I’m not a sump-pump for anybody’s tears

not even my own

but I’ve been known

to throw a little heavy water

on a nuclear meltdown every now and again.

Pain. Separation. Loss. Dream death

you keep reliving like an afterlife in your sleep

you’re dying to wake up from

like a coma that’s lost everything worth waking up to.

Not two. Not two.
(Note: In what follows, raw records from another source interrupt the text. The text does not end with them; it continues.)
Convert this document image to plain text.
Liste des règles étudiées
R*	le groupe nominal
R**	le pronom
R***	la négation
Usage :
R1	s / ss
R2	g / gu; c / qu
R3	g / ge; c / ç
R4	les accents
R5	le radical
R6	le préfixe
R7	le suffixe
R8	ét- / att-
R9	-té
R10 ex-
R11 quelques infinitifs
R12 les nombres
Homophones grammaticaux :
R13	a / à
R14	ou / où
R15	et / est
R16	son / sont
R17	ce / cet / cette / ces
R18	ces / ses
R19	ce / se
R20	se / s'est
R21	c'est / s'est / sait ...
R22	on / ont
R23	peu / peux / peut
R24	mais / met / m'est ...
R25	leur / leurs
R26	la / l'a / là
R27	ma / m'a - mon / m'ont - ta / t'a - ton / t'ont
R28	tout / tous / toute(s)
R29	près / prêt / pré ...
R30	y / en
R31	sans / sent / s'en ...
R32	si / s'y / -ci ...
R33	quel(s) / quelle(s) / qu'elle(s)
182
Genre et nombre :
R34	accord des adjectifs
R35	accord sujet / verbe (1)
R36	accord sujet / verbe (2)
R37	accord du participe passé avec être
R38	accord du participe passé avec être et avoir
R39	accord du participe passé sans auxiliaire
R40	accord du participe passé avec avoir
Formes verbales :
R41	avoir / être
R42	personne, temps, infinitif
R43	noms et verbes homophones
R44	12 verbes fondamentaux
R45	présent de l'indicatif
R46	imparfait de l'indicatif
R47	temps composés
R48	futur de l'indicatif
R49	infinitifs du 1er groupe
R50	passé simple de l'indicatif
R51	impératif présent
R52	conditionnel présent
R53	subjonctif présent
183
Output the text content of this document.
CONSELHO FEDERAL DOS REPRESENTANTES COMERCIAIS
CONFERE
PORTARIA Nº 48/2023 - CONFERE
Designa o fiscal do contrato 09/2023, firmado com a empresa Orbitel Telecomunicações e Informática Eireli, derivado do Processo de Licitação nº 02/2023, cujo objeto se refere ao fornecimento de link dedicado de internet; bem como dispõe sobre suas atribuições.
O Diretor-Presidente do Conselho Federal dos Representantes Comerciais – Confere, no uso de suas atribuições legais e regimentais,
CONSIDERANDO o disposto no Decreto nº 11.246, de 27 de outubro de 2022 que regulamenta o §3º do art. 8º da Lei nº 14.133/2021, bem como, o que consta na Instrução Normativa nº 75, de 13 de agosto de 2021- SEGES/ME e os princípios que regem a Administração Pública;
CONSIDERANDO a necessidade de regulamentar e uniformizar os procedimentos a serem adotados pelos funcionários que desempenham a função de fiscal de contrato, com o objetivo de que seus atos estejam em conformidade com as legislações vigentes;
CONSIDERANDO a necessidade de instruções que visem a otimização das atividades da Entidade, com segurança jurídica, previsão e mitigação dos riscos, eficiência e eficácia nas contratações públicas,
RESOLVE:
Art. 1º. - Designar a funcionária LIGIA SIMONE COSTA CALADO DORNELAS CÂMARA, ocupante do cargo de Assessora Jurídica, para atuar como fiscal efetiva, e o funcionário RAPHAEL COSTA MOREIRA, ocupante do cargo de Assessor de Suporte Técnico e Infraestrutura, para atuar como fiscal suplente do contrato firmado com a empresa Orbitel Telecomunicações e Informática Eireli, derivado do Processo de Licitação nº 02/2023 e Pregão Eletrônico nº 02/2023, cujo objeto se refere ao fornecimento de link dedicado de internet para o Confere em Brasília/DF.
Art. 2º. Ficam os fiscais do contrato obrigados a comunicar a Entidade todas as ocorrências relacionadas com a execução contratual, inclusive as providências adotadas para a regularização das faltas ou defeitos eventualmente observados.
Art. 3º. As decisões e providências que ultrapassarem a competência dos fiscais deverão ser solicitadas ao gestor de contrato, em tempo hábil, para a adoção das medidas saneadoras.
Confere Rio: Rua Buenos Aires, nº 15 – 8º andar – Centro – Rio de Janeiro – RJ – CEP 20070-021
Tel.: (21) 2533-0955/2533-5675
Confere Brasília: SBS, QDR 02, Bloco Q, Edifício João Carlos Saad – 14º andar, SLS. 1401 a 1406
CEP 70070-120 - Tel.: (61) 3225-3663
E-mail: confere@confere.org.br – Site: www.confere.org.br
Not two.

That’s the way it is here.

That’s as far as words go.

That’s where Statius takes over

from Vergil on the nightshift

and the stars nod off like children

who couldn’t finish the story

and the quality of the poetry drops

as dark genius opts out

of the company of bright mediocrities

trying too hard to make it a better world

than it needs to be.

For things it didn’t do.

And in a merciful world

that lived up to its teachings

and didn’t shrink the heart

with fear of its own extremes

while everything else is expanding

shouldn’t be asked to suffer like a placebo

in the glands of spurious cure.

And, yes, I know sometimes

it’s hard to keep up with the mysteries

like the elements of life on a geometric scale.

How many jugulars does a woman have

for someone to cut

like the downed powerlines

of the Medusa’s head

for having cast the first stone at herself?

You can wake the serpent fire

at the base of your spine

just above your coccyx

the hardest bone in your body

the little throne

the modest gravestone

you’ll be resurrected on

when you’re summoned from the dead,

but you can’t train love

to bite the people you want it too

and run like an antidote to the rescue.

That’s why you’re getting high

on your own poison right now.

That’s why your drunken tears

oscillate between a broken chandelier

that’s bleeding out

and acid rain that burns like love

congealing into a new ice age.

However deep you dig the grave

to bury someone you once really loved

even a desert at night

when the stars weren’t looking

wouldn’t be enough to fill it in.

It’s a wound without scar tissue

for the rest of your life.

The ghosts keep being pulled out of the box

like that kleenex you keep using

to dry your eyes at this seance

you’ve called on the spur of the moment

to be appalled by how lonely it is

to plead with the dead for severance.